DAVE MAJUMDAR: The U.S. Navy’s Greatest Enemy Might Be Exhaustion.

“The U.S. combat fleet is already over-stretched,” Seth Cropsey, director of the Center for American Seapower at the Hudson Institute told The National Interest.

“Being short of two Aegis-equipped DDGs that provide ballistic missile defense while North Korea is threatening to launch ballistic missiles at local U.S. targets or allies is deeply unhelpful and regrettably timed. The overall impact on the Navy should be measured not only in the loss of sailors’ lives and unavailability of the ships as they are repaired but in the possibility that requirements have exceeded capabilities so far that the training needed to avoid such accidents has been impaired.”

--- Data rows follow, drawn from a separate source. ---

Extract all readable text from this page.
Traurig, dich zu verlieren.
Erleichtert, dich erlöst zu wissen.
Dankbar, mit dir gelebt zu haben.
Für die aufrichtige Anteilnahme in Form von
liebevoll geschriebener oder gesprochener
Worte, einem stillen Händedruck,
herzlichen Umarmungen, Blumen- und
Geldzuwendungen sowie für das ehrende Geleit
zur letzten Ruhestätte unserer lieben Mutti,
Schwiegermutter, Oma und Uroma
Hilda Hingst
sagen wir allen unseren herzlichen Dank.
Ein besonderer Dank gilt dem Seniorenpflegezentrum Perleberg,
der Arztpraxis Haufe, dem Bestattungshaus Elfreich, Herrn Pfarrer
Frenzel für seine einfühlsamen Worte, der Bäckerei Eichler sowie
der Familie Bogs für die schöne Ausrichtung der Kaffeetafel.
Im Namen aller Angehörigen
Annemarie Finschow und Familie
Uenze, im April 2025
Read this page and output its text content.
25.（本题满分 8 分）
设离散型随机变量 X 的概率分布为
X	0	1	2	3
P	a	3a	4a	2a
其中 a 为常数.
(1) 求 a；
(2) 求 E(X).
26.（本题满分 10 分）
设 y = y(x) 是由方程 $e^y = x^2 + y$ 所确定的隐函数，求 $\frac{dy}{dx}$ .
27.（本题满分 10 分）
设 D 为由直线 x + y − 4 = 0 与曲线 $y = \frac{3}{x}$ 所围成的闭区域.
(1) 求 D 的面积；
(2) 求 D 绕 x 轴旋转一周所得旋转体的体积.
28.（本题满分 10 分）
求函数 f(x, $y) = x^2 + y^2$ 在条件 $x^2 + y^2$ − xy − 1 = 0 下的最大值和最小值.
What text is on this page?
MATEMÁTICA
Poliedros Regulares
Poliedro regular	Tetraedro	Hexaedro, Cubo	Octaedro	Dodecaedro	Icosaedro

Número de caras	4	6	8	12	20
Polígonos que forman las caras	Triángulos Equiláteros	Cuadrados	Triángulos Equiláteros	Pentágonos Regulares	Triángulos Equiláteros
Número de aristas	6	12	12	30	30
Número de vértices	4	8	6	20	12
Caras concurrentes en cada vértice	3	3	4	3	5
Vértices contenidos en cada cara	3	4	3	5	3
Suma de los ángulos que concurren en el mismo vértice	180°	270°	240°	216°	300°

Bryan McGrath, managing director of the naval consultancy FerryBridge Group, agreed with Cropsey’s assessment.

“Two fewer DDGs—I believe both of which are BMD equipped—leaves a sizable hole in a fleet that is already too small for what is being asked of it in the Western Pacific,” McGrath told The National Interest.

“I imagine that the Navy will have to move ships out of their regular cycles from Hawaii and CONUS [continental United States] to cover down on Pacific requirements.”

It will not be easy to cover for the loss of the two destroyers, explains Bryan Clark, a senior fellow at the Center for Strategic and Budgetary Assessments.

“With two FDNF (Forward Deployed Naval Forces) DDGs out, the Navy would either need to forego some operations, work the remaining 10 cruisers and destroyers harder, or bring ships from Hawaii or CONUS to cover for them,” Clark told The National Interest.

Indeed, the fact that the Navy is forcing its fleet to do more with fewer ships to perform its global mission might have contributed to both collisions.

The value of our seaborne trade increases every year, but the oceans remain the same size and our Navy has shrunk considerably.